Parashas Kedoshim

This week’s parashah opens with the charge: “Be holy!” The Maggid, in his commentary on Shir HaShirim 3:11, expounds on this charge at length. I present here an abbreviated version of this lengthy essay.
The Maggid begins by noting that that the charge is addressed to “the entire congregation of the Children of Israel.” This shows that holiness is not a far-flung goal. Rather, it is a state that every Jew can reach – and without great exertion. The soul of a Jew is quarried from beneath Hashem’s throne of glory; it is, as the sefarim say, “an extract of God on high” (chelek Elokah mi-maal). Etched within it are the noble character traits that lead a person to devote himself to serving Hashem: understanding, fear of Hashem, love of Hashem, and all the offshoots of these attributes.
Thus, to attain holiness, all we need do is divest ourselves of the defiling effects of sin. Consider, by analogy, how we can use water to wash a white garment that has become soiled. The washing makes the garment white – not because the water is white, but because the water clears away the dirt. After the washing, the garment’s original whiteness automatically returns. Similarly, as long as a Jew keeps his soul pure, holiness automatically abides within him. In this vein, the Midrash says that anyone who guards himself from immorality is called “holy” (Vayikra Rabbah 24:6). This Midrash teaches that when the Torah exhorts us to “be holy,” it is telling us simply to keep from defiling ourselves. Then our inner holiness will come to the fore.
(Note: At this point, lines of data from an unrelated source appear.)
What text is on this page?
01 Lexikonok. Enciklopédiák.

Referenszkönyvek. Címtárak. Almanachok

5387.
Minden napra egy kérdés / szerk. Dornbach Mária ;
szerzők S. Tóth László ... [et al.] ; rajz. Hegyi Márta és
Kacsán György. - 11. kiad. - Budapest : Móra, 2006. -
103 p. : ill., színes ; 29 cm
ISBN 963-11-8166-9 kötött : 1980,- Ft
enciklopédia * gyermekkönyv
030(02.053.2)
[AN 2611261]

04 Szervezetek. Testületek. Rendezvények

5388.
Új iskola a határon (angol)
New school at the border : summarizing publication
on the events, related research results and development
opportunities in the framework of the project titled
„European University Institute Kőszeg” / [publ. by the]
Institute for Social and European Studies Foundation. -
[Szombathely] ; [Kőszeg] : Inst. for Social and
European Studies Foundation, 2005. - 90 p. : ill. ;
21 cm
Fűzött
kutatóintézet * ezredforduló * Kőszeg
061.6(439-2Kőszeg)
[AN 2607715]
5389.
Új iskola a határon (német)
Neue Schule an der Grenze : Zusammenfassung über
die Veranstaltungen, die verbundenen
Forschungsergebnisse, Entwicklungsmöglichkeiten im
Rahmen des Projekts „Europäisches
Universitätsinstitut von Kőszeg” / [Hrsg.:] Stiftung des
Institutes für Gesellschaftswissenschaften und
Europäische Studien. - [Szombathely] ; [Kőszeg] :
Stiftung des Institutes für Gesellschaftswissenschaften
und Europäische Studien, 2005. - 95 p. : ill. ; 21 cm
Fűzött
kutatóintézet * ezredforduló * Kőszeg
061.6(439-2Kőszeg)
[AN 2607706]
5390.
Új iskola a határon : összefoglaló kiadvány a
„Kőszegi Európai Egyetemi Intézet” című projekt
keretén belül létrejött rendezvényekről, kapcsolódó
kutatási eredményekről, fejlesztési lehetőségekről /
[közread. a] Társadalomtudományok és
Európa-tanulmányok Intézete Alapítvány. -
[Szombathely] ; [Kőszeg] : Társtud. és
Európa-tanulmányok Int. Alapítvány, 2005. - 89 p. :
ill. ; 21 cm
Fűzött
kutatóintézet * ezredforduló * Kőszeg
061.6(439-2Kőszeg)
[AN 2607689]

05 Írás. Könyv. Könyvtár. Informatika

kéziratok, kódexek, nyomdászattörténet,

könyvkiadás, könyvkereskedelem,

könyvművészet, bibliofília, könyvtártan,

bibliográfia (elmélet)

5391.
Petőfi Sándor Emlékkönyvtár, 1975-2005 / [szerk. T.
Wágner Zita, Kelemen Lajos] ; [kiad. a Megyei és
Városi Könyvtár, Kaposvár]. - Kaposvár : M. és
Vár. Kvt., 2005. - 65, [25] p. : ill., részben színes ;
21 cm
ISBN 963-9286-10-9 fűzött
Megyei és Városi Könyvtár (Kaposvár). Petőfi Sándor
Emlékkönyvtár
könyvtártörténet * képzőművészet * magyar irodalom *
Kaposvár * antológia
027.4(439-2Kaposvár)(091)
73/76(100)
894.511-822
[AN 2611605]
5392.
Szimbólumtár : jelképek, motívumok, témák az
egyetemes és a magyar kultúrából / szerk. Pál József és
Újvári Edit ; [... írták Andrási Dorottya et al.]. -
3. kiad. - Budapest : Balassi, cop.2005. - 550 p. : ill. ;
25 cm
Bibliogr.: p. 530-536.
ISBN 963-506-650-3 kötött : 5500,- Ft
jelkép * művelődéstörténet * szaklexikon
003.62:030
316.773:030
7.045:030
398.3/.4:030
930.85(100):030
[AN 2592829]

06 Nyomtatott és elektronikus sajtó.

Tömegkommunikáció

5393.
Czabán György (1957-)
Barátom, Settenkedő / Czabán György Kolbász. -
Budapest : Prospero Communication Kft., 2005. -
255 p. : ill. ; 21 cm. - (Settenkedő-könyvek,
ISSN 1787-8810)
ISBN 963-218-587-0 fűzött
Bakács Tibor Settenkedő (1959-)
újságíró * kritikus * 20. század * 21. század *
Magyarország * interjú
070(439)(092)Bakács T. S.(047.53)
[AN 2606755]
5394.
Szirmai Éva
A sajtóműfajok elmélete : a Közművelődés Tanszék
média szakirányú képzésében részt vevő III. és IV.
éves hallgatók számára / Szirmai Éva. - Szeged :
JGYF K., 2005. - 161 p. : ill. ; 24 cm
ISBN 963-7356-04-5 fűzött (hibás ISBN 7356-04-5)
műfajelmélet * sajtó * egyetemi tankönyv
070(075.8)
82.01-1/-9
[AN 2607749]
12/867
The Torah declares (Devarim 30:11): “This commandment that I command you this day – it is not far removed from you, and it is not distant.” On this verse, the Midrash relates (Devarim Rabbah 8:3): “Said the Holy One Blessed Be He: ‘It is not far removed. And if it is far removed, it is due to you, because you do not delve into it.’”
The Maggid brings out the point of this Midrash with another analogy. Consider two men standing next to each other. If each one walks off in a different direction, we would say that the two men are moving away from each other. But now suppose that only one of the men walks off, while the other remains in place. In this case, we would not say that the two men are moving away from each other; rather, we would say that one of the men is moving away from the other. Similarly, a Jew’s inner wellspring of holiness remains in place within him, embedded within his soul, without budging one iota. When a Jew becomes distanced from holiness, it is because he has distanced himself from holiness by exposing himself to impure things and sullying himself with sin. This is the meaning of the Midrash: If the Torah is far removed from us, it is on our account that this is so. But if a Jew divests his heart of all evil influences, it then can serve as a vessel for storing spiritual bounty – and then, as a natural result, words of Torah will enter it.
The Maggid reinforces the point with yet another analogy. Suppose you are thinking about buying a certain suit, and you want to try it on to see how it fits. To do so, you must first take off the clothes you are presently wearing, and then put the new suit directly on your body. If you keep your clothes on, you cannot properly judge how the suit fits. Similarly, if a person finds love of Hashem an elusive goal, it is because his heart is cloaked in worldly interests. In order to develop a vibrant awareness and love of Hashem, a person must shed all external desires and place the Torah’s words directly upon his heart. One must strive, as the first paragraph of the Shema says, to love Hashem with all his heart, without harboring other affections and yearnings. In a similar vein, in the second paragraph of the Shema it is written (Devarim 11:18): “You shall place these words of Mine upon your hearts and upon your souls.” A Jew must guard his heart by infusing it with Hashem’s words – and nothing else. If he takes just this one basic measure, he will automatically be filled with love of Hashem, to the ultimate degree.